Back in the 20th century, every city in America delivered to everyone’s home a very large book with an almost complete list of the phone numbers and addresses of the people who lived there.
It was called a phone book and was considered an extremely normal way to find contact information. Fast forward to 2026, and knowing someone’s address or phone number is considered one of the most intimate pieces of knowledge anyone can have about you.
At Eileen Guo MIT Technology Review has a new article on the growing concern about AI chatbots that give out phone numbers. The assumption is that personally identifiable information (PII) is used in the training data, allowing anyone to query the numbers embedded deep within the machine.
Guo writes about some people who were flooded with wrong numbers, including a software developer in Israel who started getting customer service calls after giving out a Gemini number.
The odd bug is an issue and predictable given the AI’s error rate. Perhaps more interesting to the average person is the possibility of AI chatbots giving out a real phone number. I tested different chatbots to see what they would say if I asked for my phone number.
ChatGPT
ChatGPT accurately delivered a real phone number that I hadn’t gotten in years. But it was the number I had for many years before I moved to Australia. The chatbot said, “I can’t check if that number is still current or active.”
It appears to have taken the number from a PDF of a FOIA request I made to the FTC in 2016. I also asked ChatGPT for Matt Novak’s address, which was also in that dark document. The AI chatbot also volunteered it, although I no longer live there.
When I asked him for another phone number for Matt Novak in California, he gave me a number for another Matt Novak in the Los Angeles area. But he didn’t seem to mind doing the research and delivering the real numbers.
Grok
Grok refused to hand over his phone number, saying it was needed in a life-or-death situation despite my repeated pleas. Grok also understood that I wanted my phone number, something other chatbots never mentioned.
Claude
“Sharing the personal contact information of individuals, including journalists, raises serious privacy concerns,” Claude told me. After telling Claude that Matt Novak had previously given me his phone number but I had forgotten it, the chatbot still refused.
Confusion
Confusion refused to give my phone number and when I mentioned my email was censored with words (email protected). Interestingly, Perplexity had no problem passing my Signal username. Despite repeated badgering, Perplexity refused to give her phone number.
Twins
Gemini also declined and directed people to try my professional email address ((email protected)) as well as my personal ((email protected)), both of which are publicly listed all over the internet with my consent.
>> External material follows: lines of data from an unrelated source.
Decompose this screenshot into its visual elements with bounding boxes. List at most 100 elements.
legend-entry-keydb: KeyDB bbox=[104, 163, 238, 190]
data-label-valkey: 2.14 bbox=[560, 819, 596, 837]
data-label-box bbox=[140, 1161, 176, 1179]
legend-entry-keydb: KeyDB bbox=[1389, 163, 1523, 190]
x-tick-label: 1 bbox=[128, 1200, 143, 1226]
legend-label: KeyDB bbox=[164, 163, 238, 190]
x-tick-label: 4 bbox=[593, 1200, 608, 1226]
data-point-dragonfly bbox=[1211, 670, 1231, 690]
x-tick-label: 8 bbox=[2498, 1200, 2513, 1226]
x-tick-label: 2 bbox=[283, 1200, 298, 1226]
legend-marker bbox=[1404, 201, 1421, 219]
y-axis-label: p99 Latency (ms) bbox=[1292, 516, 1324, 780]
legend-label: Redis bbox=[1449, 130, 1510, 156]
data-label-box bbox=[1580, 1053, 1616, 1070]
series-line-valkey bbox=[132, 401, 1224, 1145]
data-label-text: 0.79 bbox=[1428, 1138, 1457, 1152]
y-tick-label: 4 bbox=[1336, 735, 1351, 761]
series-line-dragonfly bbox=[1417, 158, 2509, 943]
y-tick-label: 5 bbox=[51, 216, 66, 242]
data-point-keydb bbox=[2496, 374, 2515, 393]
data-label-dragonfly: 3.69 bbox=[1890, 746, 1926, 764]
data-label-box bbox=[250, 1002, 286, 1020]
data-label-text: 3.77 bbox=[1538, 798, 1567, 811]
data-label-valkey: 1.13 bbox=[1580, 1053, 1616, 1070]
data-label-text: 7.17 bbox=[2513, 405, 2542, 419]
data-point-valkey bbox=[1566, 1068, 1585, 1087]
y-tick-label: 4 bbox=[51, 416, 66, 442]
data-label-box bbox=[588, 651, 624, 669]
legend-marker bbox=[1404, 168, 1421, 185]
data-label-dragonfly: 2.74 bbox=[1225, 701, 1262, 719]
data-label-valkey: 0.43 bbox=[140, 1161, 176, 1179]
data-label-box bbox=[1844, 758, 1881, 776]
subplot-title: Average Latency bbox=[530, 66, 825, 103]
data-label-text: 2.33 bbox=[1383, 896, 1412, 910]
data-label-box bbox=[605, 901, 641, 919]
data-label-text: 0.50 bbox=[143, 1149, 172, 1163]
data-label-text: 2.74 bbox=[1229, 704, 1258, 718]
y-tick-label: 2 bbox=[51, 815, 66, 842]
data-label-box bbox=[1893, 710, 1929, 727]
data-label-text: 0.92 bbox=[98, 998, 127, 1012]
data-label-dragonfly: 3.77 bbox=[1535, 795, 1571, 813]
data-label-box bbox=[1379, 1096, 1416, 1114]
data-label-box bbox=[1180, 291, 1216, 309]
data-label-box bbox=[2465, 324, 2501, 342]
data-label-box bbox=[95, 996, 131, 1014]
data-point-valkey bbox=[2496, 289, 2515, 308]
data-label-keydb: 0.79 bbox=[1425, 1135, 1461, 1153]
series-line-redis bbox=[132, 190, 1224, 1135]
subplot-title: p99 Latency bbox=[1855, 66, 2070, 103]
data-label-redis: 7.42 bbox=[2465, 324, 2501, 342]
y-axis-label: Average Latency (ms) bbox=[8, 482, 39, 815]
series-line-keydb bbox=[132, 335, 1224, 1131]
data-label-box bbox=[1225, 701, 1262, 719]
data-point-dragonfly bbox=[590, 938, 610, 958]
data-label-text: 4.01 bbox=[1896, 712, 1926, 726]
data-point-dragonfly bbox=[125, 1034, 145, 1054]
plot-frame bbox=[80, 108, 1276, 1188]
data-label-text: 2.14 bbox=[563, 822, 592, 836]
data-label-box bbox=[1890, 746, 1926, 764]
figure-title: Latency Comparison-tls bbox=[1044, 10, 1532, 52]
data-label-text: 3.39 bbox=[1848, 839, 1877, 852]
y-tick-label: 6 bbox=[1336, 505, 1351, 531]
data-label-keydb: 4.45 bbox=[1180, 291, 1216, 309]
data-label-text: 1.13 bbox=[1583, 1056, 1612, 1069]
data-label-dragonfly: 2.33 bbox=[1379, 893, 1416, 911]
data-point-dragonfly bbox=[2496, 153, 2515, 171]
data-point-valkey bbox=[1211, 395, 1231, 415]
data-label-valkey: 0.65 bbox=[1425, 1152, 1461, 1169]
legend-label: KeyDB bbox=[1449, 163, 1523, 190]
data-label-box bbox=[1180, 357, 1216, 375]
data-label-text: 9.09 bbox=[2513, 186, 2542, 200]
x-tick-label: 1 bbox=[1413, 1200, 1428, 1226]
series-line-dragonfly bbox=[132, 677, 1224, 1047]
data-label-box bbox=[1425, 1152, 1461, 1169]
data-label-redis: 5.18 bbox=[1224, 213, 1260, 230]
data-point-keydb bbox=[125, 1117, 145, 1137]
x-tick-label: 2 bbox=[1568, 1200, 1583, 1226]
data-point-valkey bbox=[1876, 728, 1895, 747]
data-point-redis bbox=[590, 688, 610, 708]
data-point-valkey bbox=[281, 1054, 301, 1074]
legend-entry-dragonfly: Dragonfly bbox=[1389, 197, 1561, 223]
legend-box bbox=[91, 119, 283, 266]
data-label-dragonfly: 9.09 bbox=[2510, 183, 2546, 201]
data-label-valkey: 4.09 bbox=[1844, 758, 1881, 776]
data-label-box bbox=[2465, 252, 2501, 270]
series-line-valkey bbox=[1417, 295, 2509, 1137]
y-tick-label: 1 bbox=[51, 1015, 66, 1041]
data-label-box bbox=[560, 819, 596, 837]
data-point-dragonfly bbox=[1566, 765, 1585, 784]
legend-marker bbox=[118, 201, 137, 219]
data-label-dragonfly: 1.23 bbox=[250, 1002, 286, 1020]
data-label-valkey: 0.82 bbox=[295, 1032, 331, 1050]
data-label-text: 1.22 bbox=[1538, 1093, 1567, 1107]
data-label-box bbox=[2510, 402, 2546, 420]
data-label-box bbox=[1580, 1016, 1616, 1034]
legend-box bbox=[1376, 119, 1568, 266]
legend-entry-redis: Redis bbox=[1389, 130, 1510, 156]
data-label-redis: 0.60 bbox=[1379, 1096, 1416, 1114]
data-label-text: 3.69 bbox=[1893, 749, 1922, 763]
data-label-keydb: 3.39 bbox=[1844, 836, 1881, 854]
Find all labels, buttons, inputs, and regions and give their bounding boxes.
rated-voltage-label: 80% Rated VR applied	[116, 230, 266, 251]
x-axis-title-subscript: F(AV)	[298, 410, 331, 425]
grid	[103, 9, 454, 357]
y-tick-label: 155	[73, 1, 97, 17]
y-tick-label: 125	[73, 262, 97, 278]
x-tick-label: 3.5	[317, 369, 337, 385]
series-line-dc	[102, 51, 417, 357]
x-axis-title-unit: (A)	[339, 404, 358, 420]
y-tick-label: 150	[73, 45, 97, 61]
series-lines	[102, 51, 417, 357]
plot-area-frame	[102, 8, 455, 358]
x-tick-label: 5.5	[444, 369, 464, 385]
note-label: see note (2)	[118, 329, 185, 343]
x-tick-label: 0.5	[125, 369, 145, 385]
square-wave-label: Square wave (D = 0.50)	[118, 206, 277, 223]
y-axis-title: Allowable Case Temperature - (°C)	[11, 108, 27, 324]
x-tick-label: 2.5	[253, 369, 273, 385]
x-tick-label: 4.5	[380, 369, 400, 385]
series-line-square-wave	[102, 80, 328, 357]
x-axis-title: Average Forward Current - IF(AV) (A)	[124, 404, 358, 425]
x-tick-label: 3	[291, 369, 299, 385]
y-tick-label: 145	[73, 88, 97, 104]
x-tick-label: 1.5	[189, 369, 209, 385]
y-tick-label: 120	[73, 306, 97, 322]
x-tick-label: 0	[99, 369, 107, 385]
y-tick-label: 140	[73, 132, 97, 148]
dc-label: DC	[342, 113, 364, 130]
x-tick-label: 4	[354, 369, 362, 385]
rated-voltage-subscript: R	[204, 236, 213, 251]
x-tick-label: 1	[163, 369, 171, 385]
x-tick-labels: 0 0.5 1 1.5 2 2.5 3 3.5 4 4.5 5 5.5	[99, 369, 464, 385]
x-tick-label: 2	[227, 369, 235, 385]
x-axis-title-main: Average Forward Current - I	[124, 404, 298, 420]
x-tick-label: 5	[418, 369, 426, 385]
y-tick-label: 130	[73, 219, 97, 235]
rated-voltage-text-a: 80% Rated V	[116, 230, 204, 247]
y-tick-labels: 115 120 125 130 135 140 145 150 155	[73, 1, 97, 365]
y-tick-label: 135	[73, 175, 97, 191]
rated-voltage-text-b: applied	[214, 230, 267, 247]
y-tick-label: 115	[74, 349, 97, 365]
When the twins were asked whose phone number was 818-925-4375, they correctly answered: “This phone number belongs to journalist Matt Novak.” But don’t worry, this is a number I freely give out. None of the other AI chatbots will tell you who this number belongs to. It’s me. But I think of it a bit like my own spam-line inbox.
It’s funny how the whole idea of privacy has been turned on its head in the last 20 years. Sharing your most intimate personal moments or vacation photos on platforms like Instagram doesn’t seem like a big deal. Back in the 1990s, such extensive exposure would have been seen as a violation. But here in 2026, your phone number is a closely guarded secret.
And it’s not necessarily wrong or weird. This is exactly how culture can change over time. Privacy is ultimately a social construct.